Wesley Ros quebra o silêncio e entrega a melhor análise sobre o clipe ‘Auê (A Fé Ganhou)’

Wesley Ros questiona falta de comunicação clara e associação visual com matrizes africanas no projeto de Marco Telles.

Por Izael Nascimento • Publicado em 04/02/2026 às 16h38
Montagem mostra Wesley Ros em close usando óculos e, ao lado, cena de show/clipe com cantor barbado ao microfone e mulher de vermelho ao fundo.
Wesley Ros e trecho do clipe “Auê (A Fé Ganhou) – Ao Vivo”.

BRASIL — O produtor musical e pastor Wesley Ros publicou um vídeo em seu perfil oficial no Instagram nesta quarta-feira, 04 de fevereiro de 2026, analisando a música “Auê (A Fé Ganhou)”.

Embora tenha elogiado a qualidade técnica e o projeto missionário dos envolvidos, Ros criticou duramente a estética visual e o que chamou de “pauta ideológica” na obra de Marco Telles e do Coletivo Candieiro.

Wesley Ros afirmou que a principal falha da obra está na comunicação e na “aparência do mal”.

Segundo o produtor, o vídeo utiliza elementos visuais que remetem diretamente a religiões de matriz africana, como o Candomblé e a Umbanda, gerando confusão no público cristão.

“A comunicação não é sobre o que você fala, é sobre o que o outro entende. Você tem uma vestimenta vermelha para lembrar uma pomba gira com um cordão que vai lembrar um Oxóssi. É o que parece”, pontuou o pastor em sua análise.

O que Wesley Ros disse sobre o conteúdo da canção?

Apesar de classificar a musicalidade como “incrível” e elogiar o trabalho missionário “Rio de Esperança”, Ros afirmou que os autores apresentaram o banquete, mas esqueceram o dono.

“Vocês apresentaram o grande banquete.
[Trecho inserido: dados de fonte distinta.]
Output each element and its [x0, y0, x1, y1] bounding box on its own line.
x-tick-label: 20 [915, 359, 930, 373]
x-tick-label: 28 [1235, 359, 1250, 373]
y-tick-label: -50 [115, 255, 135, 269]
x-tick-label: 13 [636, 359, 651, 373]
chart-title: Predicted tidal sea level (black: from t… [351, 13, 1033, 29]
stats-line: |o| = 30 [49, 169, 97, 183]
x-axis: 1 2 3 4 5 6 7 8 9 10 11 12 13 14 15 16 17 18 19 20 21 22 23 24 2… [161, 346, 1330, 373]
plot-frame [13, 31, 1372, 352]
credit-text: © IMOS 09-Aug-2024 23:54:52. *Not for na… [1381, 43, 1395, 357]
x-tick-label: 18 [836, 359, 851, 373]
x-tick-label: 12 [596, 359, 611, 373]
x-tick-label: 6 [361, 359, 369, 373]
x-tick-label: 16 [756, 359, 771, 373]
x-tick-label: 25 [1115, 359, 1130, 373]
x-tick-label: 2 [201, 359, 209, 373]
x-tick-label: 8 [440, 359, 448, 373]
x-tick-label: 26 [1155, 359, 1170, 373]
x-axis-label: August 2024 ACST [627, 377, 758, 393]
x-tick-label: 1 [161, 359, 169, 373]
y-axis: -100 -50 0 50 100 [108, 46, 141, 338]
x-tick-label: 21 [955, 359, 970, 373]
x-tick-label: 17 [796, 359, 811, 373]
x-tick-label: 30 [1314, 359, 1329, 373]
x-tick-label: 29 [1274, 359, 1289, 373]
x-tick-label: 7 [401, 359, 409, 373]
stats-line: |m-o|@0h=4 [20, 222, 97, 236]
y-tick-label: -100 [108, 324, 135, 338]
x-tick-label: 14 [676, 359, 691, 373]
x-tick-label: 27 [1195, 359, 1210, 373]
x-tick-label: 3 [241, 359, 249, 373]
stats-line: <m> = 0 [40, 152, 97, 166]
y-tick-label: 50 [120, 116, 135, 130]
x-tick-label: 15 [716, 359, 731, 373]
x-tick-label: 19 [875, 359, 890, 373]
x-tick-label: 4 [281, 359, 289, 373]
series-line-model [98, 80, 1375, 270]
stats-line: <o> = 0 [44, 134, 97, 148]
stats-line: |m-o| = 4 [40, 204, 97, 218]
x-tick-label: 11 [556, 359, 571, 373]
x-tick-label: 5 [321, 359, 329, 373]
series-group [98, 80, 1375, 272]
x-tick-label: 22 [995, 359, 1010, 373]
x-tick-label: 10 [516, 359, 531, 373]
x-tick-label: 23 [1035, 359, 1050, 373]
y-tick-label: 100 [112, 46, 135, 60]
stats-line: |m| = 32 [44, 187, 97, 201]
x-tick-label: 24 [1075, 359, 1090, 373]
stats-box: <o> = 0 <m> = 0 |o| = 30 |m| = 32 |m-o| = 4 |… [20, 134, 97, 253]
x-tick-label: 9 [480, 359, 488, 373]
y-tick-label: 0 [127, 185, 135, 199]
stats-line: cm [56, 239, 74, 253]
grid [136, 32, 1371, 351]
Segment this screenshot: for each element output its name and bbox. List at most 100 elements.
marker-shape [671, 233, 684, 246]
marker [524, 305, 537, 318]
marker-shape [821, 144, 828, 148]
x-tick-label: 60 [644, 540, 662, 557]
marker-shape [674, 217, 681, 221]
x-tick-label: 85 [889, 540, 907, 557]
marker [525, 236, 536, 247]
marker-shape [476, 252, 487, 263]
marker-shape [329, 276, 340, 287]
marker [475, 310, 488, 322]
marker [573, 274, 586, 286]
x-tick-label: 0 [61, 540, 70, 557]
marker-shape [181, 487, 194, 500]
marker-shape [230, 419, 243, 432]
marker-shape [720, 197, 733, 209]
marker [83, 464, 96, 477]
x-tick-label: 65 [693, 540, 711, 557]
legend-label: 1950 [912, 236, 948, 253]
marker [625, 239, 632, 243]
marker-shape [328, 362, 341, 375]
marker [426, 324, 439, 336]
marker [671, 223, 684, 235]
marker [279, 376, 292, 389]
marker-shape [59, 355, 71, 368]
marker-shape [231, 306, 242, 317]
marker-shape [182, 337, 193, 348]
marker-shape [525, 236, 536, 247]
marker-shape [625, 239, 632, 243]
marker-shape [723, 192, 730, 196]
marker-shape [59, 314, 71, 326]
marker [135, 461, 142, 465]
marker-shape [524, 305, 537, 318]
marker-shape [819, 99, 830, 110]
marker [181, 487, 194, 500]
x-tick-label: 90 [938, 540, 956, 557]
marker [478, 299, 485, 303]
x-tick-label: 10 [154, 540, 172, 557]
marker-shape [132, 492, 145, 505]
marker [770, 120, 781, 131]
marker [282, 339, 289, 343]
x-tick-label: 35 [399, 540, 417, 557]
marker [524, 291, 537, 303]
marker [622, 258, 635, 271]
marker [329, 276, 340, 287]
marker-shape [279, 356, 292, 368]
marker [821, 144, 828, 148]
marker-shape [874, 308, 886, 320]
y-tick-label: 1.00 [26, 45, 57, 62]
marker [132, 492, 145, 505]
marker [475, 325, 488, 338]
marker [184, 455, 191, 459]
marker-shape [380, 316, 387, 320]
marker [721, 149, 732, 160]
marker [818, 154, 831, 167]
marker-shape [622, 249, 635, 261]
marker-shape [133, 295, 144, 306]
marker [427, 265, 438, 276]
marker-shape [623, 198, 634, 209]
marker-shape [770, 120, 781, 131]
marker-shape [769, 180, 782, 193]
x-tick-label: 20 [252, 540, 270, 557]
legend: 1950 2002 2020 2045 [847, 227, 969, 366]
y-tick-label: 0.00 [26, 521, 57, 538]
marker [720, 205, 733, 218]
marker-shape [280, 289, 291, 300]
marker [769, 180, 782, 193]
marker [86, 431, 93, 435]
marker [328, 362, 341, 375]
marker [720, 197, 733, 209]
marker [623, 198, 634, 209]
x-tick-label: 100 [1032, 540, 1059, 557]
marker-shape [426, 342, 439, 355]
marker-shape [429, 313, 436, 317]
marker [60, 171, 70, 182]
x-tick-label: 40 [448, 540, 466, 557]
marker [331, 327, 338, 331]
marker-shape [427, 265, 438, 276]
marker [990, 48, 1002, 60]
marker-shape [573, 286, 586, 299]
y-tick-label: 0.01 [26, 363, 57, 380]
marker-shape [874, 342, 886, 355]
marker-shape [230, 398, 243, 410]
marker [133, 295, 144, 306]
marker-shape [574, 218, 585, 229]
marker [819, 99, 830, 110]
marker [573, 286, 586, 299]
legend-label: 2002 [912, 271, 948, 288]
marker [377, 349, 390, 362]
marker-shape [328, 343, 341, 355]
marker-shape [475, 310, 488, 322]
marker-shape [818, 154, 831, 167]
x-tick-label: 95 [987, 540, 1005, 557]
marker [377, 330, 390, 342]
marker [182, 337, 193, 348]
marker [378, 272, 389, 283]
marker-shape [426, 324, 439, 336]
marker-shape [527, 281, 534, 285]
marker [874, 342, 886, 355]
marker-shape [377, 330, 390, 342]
Só esqueceu de apresentar Jesus, o dono do banquete”, declarou.

O produtor também confrontou o uso de pautas sociais e raciais na letra e na estética do grupo. Para Ros, o Evangelho deve focar na salvação de todos e não em “pautas psolistas ou socialistas” que, em sua visão, dividem para dominar.

Assista a análise de Wesley Ros

Comparação com o grupo Rebanhão

Durante o vídeo, Wesley Ros citou o mineiro Janires, fundador da banda Rebanhão, como exemplo de quem usou ritmos nordestinos sem perder o foco cristão.

Ele destacou que é possível usar a cultura regional, como o baião e a zabumba, para “esfregar Jesus na cara das pessoas”.

Pontos principais da análise de Wesley Ros:

  • Musicalidade: Elogiou o uso de flautas, pianos e arranjos técnicos.
  • Projeto Missionário: Enalteceu o trabalho voluntário da intérprete Ana Heloísa no Amazonas.
  • Estética Visual: Criticou roupas e acessórios que lembram guias e entidades espirituais não cristãs.
  • Mensagem: Afirmou que a música funciona como canção profética ou de comunhão, mas falha como louvor por não focar em Deus.

A repercussão da análise de Wesley Ros movimentou o mundo gospel e reacendeu o debate sobre limites estéticos na música cristã.